Page kept following McMahon’s adventures though and in 2018 when she got to the Great Wall of China, the last item on her mom’s bucket list, Page saw it. “He was like, ‘Holy crap, she did it.’ In September of 2019 he called me. We didn’t see each other for three months, just talked, but now we’ve been together for a year and a half and it’s awesome.” A big part of DDPY is that people can get non-intimidating fitness advice from a tattooed former professional wrestler, but McMahon is a big part of the DDPY program now too, and she pitches its benefits.

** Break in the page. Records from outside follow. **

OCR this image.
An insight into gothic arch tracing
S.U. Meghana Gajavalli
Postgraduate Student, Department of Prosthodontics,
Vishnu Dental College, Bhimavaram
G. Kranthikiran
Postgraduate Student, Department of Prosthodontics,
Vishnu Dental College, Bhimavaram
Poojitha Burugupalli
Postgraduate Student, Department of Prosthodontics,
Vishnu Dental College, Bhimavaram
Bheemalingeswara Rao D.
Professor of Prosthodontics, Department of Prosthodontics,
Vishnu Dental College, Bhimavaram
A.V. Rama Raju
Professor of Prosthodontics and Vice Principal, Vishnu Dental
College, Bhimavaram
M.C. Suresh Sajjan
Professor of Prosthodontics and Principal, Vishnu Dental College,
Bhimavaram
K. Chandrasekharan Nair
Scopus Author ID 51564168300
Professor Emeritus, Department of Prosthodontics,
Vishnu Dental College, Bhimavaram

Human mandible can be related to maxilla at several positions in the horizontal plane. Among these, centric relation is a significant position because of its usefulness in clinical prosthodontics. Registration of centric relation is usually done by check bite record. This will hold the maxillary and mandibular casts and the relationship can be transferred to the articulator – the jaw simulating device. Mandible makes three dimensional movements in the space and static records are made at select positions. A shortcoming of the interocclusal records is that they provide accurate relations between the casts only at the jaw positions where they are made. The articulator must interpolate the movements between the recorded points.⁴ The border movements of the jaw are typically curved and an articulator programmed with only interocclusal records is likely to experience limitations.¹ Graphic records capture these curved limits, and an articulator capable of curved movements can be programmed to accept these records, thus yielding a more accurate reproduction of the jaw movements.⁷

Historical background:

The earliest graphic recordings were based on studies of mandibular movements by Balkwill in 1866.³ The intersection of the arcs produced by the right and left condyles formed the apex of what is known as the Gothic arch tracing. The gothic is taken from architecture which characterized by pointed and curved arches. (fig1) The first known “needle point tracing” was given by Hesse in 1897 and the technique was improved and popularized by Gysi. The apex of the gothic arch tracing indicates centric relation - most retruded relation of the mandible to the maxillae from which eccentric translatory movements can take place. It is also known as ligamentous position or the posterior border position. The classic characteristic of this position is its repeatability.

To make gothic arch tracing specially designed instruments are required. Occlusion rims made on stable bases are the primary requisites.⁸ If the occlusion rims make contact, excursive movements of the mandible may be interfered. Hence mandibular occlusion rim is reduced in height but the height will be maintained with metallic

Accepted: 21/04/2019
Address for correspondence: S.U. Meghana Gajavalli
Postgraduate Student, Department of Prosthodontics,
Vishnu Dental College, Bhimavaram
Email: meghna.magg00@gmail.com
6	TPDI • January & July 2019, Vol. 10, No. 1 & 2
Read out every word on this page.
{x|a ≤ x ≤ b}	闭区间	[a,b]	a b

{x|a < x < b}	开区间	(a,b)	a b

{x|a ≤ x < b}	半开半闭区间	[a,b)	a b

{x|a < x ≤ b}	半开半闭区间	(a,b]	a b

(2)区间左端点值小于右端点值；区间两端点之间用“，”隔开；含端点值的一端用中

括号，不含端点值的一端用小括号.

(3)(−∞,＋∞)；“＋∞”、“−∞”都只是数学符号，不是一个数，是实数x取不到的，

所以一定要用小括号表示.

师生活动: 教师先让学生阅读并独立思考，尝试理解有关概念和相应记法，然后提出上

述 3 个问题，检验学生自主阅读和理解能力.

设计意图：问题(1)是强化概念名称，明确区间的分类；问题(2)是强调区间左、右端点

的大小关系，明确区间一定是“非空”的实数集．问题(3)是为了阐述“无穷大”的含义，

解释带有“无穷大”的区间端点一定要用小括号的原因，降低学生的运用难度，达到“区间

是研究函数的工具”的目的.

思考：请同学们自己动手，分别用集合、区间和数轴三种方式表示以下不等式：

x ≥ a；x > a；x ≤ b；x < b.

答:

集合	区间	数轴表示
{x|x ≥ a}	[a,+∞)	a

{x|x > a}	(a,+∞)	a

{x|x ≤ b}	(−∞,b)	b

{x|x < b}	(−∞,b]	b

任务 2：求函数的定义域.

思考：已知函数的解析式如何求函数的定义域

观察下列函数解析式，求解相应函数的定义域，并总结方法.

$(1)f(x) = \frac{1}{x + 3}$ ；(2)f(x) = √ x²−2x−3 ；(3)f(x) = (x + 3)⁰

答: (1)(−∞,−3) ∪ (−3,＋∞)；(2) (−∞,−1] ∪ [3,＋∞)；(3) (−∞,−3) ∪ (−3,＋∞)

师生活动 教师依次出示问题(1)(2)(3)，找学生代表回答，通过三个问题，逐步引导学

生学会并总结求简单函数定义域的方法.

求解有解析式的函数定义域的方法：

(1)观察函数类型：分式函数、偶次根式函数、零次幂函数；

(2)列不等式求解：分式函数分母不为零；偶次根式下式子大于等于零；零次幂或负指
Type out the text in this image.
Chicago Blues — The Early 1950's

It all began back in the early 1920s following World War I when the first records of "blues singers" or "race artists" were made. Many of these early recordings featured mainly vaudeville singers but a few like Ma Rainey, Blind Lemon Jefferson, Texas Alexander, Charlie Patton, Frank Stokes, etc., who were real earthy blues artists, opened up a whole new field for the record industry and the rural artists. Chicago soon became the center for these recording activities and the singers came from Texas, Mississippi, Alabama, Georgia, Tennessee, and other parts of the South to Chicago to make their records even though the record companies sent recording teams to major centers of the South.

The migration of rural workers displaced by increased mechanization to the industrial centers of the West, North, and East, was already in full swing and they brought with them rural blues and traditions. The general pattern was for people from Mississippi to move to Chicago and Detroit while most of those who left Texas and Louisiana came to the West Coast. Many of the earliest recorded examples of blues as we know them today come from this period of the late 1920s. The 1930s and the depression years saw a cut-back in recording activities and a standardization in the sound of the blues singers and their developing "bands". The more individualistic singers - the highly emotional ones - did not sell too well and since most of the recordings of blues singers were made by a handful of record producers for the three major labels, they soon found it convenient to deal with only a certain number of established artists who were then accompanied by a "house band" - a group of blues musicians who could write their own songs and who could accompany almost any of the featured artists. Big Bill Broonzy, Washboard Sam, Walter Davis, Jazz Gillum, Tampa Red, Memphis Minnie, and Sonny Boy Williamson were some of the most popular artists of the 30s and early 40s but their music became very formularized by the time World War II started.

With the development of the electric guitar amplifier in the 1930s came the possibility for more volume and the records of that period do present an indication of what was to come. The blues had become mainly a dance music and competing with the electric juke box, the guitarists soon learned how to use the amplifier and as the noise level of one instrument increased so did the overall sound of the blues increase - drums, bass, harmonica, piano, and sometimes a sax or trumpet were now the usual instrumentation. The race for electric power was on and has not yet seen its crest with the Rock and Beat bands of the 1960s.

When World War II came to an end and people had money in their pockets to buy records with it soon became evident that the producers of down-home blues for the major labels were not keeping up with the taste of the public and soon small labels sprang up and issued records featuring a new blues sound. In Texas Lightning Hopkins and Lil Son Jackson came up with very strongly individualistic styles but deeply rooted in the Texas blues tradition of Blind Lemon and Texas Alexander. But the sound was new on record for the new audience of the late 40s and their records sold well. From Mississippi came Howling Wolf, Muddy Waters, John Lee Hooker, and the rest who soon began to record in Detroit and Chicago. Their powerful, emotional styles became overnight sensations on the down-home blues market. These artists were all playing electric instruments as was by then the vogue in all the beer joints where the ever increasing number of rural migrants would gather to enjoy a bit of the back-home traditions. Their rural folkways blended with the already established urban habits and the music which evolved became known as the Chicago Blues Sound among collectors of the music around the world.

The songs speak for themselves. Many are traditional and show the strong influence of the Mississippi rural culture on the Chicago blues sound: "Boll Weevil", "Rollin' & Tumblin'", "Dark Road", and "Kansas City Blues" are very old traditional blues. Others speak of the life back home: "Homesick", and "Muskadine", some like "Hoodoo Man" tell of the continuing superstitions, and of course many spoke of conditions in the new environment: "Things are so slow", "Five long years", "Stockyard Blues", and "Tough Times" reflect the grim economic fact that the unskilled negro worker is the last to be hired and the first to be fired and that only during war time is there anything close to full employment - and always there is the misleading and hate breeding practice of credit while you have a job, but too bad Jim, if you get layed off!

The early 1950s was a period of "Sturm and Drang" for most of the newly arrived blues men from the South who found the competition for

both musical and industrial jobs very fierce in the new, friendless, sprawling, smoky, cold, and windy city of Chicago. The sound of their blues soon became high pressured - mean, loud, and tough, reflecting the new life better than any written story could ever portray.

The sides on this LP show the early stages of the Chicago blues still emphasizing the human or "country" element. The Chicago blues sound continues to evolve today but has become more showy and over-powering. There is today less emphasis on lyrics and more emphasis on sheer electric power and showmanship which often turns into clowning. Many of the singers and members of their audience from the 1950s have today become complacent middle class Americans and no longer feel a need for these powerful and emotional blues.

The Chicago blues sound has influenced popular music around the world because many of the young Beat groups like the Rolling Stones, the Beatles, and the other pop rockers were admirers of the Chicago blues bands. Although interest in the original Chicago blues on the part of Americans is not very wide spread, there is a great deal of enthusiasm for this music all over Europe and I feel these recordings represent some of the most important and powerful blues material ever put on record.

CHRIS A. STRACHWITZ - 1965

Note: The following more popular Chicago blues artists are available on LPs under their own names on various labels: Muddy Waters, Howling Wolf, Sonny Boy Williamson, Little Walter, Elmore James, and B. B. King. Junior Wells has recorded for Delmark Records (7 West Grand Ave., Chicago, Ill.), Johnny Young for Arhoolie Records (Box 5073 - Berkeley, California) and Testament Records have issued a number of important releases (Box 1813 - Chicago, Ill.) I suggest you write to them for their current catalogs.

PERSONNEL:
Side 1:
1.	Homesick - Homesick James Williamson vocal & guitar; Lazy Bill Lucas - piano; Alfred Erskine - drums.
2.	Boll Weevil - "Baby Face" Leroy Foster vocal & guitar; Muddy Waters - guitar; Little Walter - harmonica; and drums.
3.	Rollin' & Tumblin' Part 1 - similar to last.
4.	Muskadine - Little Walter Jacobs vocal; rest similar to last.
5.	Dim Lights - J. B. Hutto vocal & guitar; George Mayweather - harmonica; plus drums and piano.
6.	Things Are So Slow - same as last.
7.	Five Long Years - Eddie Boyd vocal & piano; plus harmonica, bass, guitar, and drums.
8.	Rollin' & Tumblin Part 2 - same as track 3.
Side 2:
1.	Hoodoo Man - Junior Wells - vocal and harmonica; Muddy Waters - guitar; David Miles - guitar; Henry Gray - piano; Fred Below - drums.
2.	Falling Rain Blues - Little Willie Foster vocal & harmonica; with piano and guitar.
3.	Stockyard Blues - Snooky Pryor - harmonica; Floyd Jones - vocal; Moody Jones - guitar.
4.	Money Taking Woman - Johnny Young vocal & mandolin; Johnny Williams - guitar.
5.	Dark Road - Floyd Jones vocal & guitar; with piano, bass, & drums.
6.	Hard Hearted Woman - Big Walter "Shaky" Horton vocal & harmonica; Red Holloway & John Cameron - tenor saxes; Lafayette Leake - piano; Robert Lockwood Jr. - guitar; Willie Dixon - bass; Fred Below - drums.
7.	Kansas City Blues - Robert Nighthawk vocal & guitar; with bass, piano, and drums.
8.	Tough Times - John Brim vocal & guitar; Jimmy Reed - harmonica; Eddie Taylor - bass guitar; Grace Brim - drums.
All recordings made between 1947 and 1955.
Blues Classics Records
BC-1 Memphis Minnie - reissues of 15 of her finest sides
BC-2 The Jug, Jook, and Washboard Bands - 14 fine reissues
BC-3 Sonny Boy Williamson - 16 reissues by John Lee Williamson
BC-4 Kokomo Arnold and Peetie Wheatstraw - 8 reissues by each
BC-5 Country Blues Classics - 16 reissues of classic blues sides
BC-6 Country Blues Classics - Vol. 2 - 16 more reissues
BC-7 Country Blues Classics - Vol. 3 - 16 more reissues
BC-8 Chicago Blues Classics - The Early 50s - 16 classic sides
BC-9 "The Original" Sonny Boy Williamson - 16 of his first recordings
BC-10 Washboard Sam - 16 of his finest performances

“The app is very well thought out. There are chair workouts and hardcore, extreme workouts. There’s dietary stuff, gluten- and dairy-free is so much better with inflammation. People have lost ridiculous amounts of weight.” She reveals a famous actor that’s working with the program right now, but shrugs off being star struck. “People are people,” she grins. McMahon is working to bring more women to the program and incorporating her own ideas too.
“My adventures around the world have been a wild ride. I never would have been able to do all these adventures if it were not for yoga or DDPY. I took my first yoga class in 2007 and it changed my life. I’ve taught since 2008 and took up DDPY in 2012. Both have helped me train and heal my body. If somebody like me–I’ve broken 19 bones in six places–can heal their body and still climb mountains, it works.”